On nights like these, my thoughts turn to the decision-makers sitting over the chessboard of humanity, then inevitably to the genocide in Palestine, as they have constantly over the last nine months, and about the unlikeliness at this stage of any decisive action by any nation to stop the killing, and all of this triggered in me an awareness of the brutish and ruthless logic of empires, more terrifying than even the worst nights of insomnia.
I remind myself in these moments: being alive doesn’t make any of us wiser or more experienced than the long dead generations before us. Many have come and gone, particularly with revolutionary ideals. But even the Jacobin set settles well into the life of statesmanship, just as many are not so lucky, chasing revolution and dreams into poverty and oblivion.
Every archetype is reproduced by the ages, especially the insomniac, as he sits here, writing these words. Perhaps only the stakes grow higher as history and time progresses.
I thought of the dark rooms housing the Black Paintings at El Prado, and Tres De Mayo. The fear in the eyes of the insurrectionists standing before the firing squad is as real as fear can be upon the canvas, and the look in their eyes reminds me of the fear I have seen in the eyes of so many children in Gaza living under constant bombardment.
Who will be the Goya of our age? Who will take these atrocities, papered with endless propaganda, and immortalize their truth for the ages? Who will explain the course of events to future generations so that truth is not lost in time? Someone will, but whether the materials of their ideas will survive time, is more uncertain.
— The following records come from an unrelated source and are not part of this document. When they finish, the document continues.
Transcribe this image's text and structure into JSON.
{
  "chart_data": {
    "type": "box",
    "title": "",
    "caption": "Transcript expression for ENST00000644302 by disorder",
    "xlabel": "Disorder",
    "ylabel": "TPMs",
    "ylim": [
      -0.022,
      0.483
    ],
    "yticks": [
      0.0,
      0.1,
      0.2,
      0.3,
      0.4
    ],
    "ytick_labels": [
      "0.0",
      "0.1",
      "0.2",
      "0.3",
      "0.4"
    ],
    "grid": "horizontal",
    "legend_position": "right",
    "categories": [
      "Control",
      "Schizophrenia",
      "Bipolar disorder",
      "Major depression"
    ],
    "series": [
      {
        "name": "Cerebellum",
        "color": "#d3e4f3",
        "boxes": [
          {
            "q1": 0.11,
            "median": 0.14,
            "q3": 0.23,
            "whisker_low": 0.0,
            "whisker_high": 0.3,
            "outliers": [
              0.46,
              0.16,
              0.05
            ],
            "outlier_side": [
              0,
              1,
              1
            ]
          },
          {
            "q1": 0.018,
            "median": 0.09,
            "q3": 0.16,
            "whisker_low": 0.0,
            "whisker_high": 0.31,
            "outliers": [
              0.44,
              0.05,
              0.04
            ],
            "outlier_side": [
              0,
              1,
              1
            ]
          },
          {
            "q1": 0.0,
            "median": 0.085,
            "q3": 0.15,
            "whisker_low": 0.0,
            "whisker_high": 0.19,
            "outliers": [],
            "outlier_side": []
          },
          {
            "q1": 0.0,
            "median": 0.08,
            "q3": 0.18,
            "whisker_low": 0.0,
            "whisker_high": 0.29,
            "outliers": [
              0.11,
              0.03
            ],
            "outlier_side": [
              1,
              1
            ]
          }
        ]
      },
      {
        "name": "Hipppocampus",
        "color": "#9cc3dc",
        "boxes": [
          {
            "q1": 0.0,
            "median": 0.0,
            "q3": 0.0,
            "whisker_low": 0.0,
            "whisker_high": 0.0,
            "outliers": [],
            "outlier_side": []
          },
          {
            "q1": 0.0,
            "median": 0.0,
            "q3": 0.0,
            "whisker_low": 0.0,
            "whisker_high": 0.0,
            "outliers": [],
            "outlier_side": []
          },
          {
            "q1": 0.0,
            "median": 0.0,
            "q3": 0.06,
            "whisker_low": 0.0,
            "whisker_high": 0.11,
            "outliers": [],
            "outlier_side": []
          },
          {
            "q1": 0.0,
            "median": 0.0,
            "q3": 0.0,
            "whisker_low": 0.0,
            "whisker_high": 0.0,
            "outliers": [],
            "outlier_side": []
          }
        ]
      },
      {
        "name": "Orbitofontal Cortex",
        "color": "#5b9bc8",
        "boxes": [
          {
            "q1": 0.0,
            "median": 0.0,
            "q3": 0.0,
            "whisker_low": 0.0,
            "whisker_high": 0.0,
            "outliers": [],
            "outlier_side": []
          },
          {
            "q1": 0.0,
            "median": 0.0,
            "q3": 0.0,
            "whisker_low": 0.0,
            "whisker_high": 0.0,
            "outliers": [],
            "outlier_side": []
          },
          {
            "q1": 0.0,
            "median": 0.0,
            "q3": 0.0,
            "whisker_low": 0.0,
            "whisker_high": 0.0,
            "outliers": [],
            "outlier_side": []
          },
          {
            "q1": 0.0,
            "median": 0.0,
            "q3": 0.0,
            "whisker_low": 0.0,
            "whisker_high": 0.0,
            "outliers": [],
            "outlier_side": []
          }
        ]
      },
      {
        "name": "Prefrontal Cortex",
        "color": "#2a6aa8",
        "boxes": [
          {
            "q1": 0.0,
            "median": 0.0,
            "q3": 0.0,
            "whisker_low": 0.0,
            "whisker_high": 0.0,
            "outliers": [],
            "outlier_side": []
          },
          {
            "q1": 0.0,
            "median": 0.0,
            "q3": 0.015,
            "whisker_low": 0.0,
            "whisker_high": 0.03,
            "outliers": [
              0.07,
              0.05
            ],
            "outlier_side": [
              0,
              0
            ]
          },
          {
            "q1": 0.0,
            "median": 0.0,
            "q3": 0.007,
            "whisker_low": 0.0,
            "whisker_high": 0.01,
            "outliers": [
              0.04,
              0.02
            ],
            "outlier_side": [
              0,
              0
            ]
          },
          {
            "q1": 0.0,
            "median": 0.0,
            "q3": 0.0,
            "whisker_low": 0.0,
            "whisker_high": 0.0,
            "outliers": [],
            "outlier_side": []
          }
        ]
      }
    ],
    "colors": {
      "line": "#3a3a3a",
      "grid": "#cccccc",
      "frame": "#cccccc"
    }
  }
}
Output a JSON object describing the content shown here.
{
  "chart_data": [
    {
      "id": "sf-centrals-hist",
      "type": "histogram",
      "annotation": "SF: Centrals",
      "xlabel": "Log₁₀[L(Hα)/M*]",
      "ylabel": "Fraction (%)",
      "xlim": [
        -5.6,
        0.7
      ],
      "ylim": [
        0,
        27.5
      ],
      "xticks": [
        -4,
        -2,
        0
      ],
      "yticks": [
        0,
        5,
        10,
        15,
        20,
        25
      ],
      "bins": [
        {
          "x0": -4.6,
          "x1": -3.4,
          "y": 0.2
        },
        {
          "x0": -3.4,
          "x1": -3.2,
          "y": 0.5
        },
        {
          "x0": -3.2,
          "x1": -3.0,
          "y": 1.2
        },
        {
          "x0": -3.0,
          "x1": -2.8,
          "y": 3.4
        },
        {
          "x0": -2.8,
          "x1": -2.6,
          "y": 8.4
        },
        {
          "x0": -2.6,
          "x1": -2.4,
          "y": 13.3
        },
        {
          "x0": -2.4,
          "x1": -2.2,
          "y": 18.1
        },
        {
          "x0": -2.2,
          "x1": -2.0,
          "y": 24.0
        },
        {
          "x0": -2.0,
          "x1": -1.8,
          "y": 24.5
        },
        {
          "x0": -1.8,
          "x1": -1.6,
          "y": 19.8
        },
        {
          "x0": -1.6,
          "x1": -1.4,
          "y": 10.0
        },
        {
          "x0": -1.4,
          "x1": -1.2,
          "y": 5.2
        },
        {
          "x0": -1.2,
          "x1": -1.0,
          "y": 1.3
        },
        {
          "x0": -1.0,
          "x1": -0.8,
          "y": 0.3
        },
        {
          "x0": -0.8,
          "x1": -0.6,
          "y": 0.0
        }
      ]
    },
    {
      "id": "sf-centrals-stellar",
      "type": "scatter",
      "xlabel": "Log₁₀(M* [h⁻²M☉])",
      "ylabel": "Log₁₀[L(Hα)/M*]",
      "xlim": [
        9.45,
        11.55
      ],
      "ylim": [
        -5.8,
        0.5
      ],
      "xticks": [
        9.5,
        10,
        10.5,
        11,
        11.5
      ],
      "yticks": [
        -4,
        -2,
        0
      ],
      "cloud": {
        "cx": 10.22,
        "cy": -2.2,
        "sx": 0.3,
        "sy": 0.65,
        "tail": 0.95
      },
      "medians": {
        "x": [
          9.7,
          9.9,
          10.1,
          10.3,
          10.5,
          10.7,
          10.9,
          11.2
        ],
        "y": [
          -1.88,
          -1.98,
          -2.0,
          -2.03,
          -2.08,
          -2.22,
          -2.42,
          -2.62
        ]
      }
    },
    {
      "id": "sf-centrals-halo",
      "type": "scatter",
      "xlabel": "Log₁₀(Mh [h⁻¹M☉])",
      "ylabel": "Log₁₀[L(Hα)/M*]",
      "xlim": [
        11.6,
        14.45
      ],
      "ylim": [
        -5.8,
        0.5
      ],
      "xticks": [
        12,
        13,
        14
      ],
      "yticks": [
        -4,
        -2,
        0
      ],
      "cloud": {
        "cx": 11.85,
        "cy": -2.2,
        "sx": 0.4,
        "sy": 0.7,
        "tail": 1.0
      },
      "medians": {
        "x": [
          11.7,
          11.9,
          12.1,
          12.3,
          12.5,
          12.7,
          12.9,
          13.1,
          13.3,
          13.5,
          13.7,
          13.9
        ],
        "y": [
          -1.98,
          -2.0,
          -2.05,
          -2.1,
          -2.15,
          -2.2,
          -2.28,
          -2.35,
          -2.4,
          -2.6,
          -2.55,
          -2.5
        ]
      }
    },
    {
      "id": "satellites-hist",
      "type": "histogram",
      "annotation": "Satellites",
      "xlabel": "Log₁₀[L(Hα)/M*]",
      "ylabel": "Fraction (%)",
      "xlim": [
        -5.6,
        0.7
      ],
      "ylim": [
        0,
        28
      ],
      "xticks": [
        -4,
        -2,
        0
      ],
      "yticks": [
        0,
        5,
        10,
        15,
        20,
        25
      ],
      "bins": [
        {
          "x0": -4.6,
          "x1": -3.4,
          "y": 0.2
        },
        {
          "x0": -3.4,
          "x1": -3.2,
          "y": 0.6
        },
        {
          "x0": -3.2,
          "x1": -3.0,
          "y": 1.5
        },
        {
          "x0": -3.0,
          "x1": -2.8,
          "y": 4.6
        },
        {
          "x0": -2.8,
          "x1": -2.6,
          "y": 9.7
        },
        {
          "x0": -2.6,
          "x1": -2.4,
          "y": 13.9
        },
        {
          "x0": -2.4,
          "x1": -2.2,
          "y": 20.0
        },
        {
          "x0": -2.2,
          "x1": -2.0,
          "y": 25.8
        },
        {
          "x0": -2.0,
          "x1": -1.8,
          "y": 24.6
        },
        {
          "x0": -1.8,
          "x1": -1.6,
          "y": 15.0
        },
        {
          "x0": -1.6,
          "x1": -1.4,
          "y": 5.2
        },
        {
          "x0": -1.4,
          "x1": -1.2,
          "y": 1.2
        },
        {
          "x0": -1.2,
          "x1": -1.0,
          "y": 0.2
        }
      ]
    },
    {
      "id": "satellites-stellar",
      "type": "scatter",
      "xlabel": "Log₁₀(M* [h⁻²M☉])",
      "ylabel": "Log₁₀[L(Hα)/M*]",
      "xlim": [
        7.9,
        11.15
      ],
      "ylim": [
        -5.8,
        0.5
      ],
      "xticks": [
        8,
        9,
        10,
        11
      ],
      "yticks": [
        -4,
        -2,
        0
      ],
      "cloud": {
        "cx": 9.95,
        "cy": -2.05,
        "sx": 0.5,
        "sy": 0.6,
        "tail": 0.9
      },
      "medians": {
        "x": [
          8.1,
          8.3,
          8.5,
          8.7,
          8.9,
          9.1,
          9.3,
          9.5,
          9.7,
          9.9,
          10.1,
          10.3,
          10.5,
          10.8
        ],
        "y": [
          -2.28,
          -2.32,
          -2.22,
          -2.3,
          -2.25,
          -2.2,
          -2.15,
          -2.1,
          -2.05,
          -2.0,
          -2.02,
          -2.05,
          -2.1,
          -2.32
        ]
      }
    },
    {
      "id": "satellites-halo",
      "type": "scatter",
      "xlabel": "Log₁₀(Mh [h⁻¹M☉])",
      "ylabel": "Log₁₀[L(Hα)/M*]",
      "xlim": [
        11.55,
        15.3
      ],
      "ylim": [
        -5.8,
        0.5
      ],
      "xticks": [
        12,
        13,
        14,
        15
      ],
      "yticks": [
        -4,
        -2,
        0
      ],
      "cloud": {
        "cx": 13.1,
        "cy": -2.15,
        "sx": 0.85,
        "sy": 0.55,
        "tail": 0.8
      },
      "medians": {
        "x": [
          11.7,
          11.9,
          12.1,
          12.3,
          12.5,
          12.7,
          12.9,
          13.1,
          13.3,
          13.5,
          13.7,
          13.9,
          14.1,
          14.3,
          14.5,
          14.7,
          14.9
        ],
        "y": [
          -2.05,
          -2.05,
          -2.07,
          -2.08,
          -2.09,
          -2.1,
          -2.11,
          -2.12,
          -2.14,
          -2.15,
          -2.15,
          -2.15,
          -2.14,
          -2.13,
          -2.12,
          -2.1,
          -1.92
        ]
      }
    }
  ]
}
After many years, the anxiety I feel during sleepless nights has subsided, and the predicament has evolved from one of anxiousness to one of mere annoyance. Perhaps my years of apprenticeship in insomnia are over, for now I almost always stay up until the arrival of that sound, once so cursed but now so welcome, of the birds chirping, and after my mind has grown weary with the hours, I can often make out what the birds are talking about. That morning, the pigeons were enthusiastically discussing last night’s Yankees game.
As the first light of the morning drifted in with the conversations of the birds, my mind was a swirl of unanswered questions about the world and myself. I lay down, closing my eyes out of exhaustion, and soon I fell into the inky blackness of the mind, on an island deep within myself, far from everything, even world events and love.
It was long after night was over, but far before morning, a period that very well could have been a dream. The general proposition, which I believe is supported by the scientific literature, is that during these hours not a single soul is awake on the entire planet, which is why so many strange things happen: the air is charged with potential, stored up for tomorrow, and one is bound to encounter large thoughts about nations, and birds with their pleasant conversations.
The morning after, I usually spill an entire bag of coffee beans on the floor or drop a fried egg on my foot, but by midday, I grow so numb from the discomforts of restlessness that I can mostly be said to be awake. Tiredness is never far, though, and a dryness about the eyes throughout the day is a reminder that rest will come.
If this was a respectable non-fiction essay, I might detour into philosophical and scientific theories on sleep, or quote Shakespeare, or expound on arcane histories of insomnia, but I’m just a guy trying to get some shut eye.